A Letter to Anyone Recently Diagnosed with Depression
- Sep 21, 2018
- 4 min read

Hello fellow human being.
First of all, you need to congratulate yourself. You’re here on the internet choosing to read something which could help. Which means you’re taking care of yourself. That is so important right now. And you should be proud of that.
TINY STEPS
I know the days are painful to get through at the moment. Take it one tiny step at a time. One minute, one hour, one day at a time. Try not to overwhelm yourself. Focus on doing one tiny task with all the focus you can find, and try your hardest (and I know it’s hard) to block out the rest.
If you start to think of everything beyond getting out of bed, it seems scary doesn’t it? So focus in on getting out of bed and how you will do that. Once you’re up, you may decide to drink some water. Focus on what you need to do to do that — get to the kitchen, find a clean glass, drink. And then you can think about the next thing. There is no shame in baby steps right now.

LITTLE YOU
Find a photo of your younger self. At toddler age or thereabouts. And remind yourself that you are still that same person, with the same eyes and the same brain and the same soul.
How would you treat and talk to that little person?
Would you wrap them in a blanket to watch their favourite film and take them out for some fresh air later? Or would you force them out in the world all day into situations that make them stressed and afraid?
Would you feed them?
And what with? Healthy, nourishing foods? Or would you insist they didn’t need it, and starve them of goodness?
Talk to yourself in the same way you would your little self. Guide them, reassure them, protect them.
Be immensely kind to yourself, as kind as you would be to little you.
RECEIVING SUPPORT
People are going to be afraid. They’re not going to know the right thing to say or do and so there’s a chance they will do nothing at all. I know this is hurtful. I know you so desperately want and need their love right now.
Wait for a moment when you’re feeling the tiniest bit stronger and clearer, and try to write down what you need from them. Be specific. What are you finding difficult right now? Are you finding managing your bills difficult, for example?
Ask someone you trust and love to help you. Suggest a time and place and tell them (if you can) what would be really helpful for them to do. They will appreciate being practically helpful. They will be relieved to know what they can do to support you.
You are not a burden. You are not a nuisance. You deserve support.
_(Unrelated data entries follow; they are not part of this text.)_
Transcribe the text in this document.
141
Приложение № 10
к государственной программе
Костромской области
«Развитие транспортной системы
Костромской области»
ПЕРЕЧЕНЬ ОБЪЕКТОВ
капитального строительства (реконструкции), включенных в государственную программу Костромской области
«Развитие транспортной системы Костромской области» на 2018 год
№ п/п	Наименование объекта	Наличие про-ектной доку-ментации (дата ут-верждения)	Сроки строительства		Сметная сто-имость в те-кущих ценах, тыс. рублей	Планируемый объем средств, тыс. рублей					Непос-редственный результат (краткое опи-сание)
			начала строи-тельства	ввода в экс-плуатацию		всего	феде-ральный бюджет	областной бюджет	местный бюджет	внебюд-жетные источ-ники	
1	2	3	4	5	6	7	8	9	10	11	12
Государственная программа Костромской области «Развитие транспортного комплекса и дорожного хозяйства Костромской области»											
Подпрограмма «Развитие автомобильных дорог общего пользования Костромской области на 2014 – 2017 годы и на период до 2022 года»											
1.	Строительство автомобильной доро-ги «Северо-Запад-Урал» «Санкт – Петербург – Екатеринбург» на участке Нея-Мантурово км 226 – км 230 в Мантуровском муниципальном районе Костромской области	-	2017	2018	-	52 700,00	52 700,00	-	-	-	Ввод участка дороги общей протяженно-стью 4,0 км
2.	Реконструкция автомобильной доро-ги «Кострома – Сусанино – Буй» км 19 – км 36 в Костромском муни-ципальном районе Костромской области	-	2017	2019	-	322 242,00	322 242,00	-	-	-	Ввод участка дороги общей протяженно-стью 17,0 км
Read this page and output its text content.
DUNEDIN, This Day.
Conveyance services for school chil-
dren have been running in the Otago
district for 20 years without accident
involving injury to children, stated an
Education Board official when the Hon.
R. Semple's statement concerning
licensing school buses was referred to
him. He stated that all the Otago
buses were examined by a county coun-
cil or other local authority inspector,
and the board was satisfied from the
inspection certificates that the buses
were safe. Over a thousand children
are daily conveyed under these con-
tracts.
If the tables were turned, would you help them if they reached out? Of course. And so will they.

NOTICING
Every night, when your head hits the pillow (or if you’ve been there all day, it’s okay. Do this later on in the evening, when you would usually choose to sleep) think of three positive moments from today. Force back against the nasty work your brain is doing — insist on finding those three things.
You can’t move mountains right now, and don’t you dare be mean on yourself by expecting that. If little you was feeling sad and poorly — would you do that? Look for the small things. Celebrate them in your mind. Did you shower? Did you give your pet a cuddle? Did you put a load of washing on? Did you seek out materials on the internet to help you? (Hooray, that’s number one for today already sorted!). Did you enjoy a song on the radio? Did you notice the sun shining? Did something on the TV make you laugh?
Find the little moments in today if you can.
BOUNDARIES
A reminder: You don’t have to talk, do, watch, be anywhere that you don’t want to be. It is okay to prioritise your health right now.
When we are poorly, we need rest. We need to focus on getting well. You do not have to feel bad for that. Set your boundaries, unapologetically. At work, at home, in your relationships and with yourself. If it helps, imagine what you would do to protect and take care of mini you. And do it.
This is your permission.

EXPERIENCING
Please remember that depression is not you. It is not your identity. It does not live permanently inside of you. It is something you are experiencing, and not your being. Acknowledge this separation. Let the feelings come with the knowledge that they may come, but they will go. You may be living alongside them now, but you didn’t always exist with them— and you won’t always have to in the future.
Everything you are is still right there within you.
BUILDING
Right now, it’s all about being gentle and kind to yourself. When you feel loved and cared for, especially by yourself, you’re going to build up strength. When that strength starts to come (which I promise, it will) you can start to build from there. You can start to face the world and seek out those ways, habits, environments and things which will form your individual road to recovery.
For now, start from the inside. Start with care, love and patience for yourself. You deserve it from yourself more than ever.
There are better, stronger, clearer days coming.